New Orleans Social Policy Press is releasing an e-book, Guns and Kids: Can We Survive the Carnage? by Frank Strier, a legal scholar and emeritus professor from California State University. Not surprisingly, the facts and figures are chilling. We may be horrified by the outrages in San Bernardino and Connecticut with military style assault weapons, but the overwhelming number of deaths, including to children, come from handguns.
Part of the problem is plain and simple access to guns. Combine access with age and the results too often are tragic. The evidence is everywhere.
Recently I was talking to Pat Bryant, the co-convener of a very interesting New Orleans-based coalition called Justice & Beyond, and Beth Butler, one of the steering committee members, on Wade’s World. Among other projects they have recently been organizing a quiet protest of solidarity in one of the most depressing and difficult venues for direct action: the courts. The other day more than one hundred crowded into a local courtroom, many wearing t-shirts saying “Justice for Jerome,” and though the arguments are complicated now, the issue of guns-and-kids lies at the root of the confusion.

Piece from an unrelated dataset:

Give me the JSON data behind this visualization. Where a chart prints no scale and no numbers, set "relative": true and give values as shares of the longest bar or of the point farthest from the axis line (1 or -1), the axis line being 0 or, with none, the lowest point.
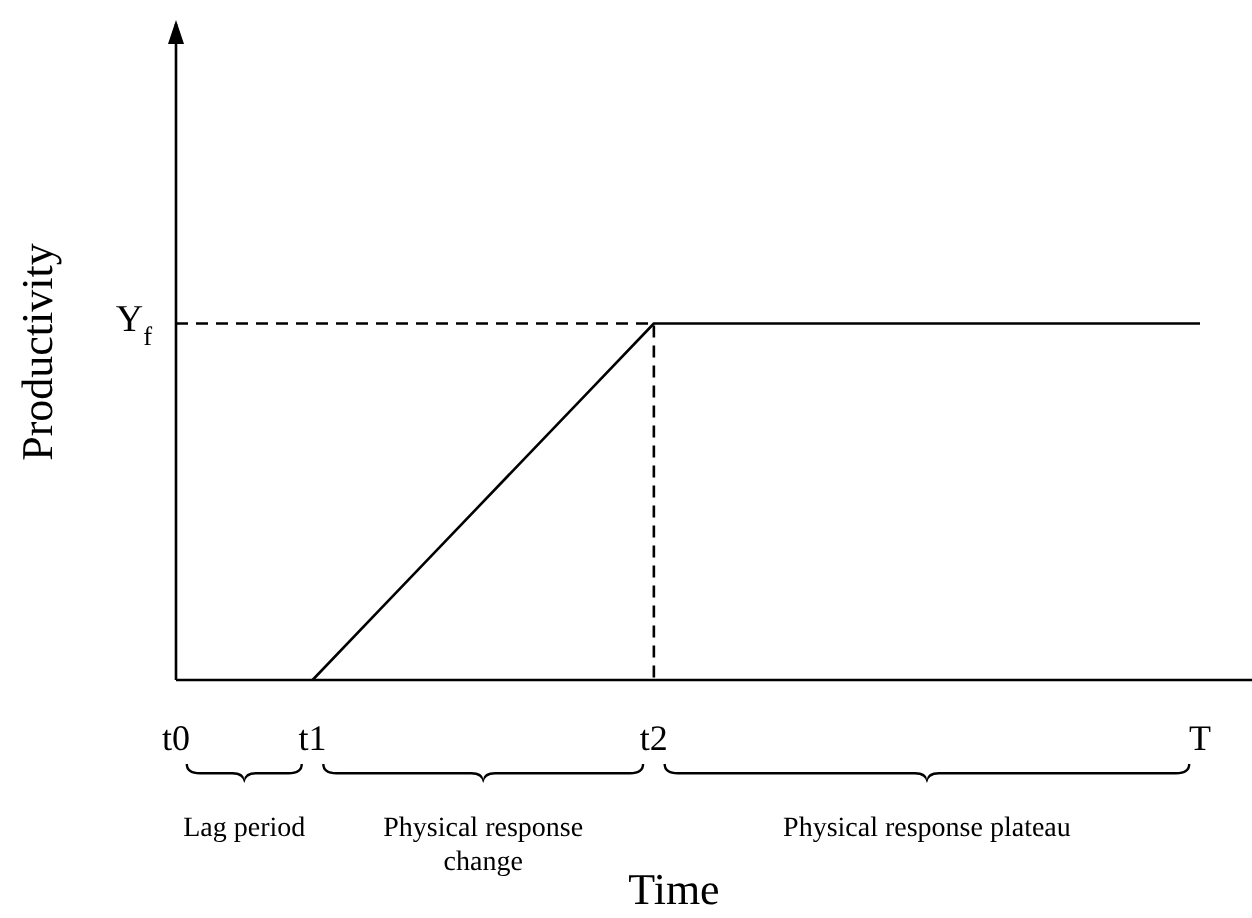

Jerome Morgan was 16-years old. He and a bunch of other 16-year old teens were at a party. Someone said something to someone, got mad and stomped off. Later someone came back to the party with a gun. When it was over, another 16-year old was dead. Jerome ended up arrested and charged. He spent twenty years in jail until it all unraveled. The two so-called witnesses recanted, saying that their testimony, which fingered Jerome, was coerced by the police. Jerome was released from jail on bond. The current district attorney, Leon Cannizzaro, has Jerome back in court trying to recharge him for the crime and threatening to also charge the two witnesses with perjury. The judge who released Jerome says without the witnesses, the police have nothing in the case against Jerome, since the gun was also never found. Cannizzaro was the original judge on the Jerome case and was allowed under Louisiana law to sentence Jerome as a juvenile to a life sentence without the possibility of parole.
The case is complex. Justice & Beyond, has taken it on, and seems to have won an evidentiary hearing previously denied. Their protests and disciplined demonstrations are making a difference to the elected judges hearing the case. I won’t get off message here and talk about the stark contrasts between the struggle for justice being waged for Jerome Morgan compared to the queue of prisoners, also too young and invariably African-American, that is over populating the New Orleans courts and policing regime. The continual struggle to protect “the body” against racism is currently better handled in the powerful and passionate award-winning book by Ta-Nehisi Coates, Between the World and Me.
Throwing guns into the cauldron of our cities and culture and allowing them to be accessible, perhaps even available, to kids though is a simple story no matter how complex and twisted the path to justice. There is nothing but tragedy and pain in their wake. The smoke never clears. The blood and tears never dry.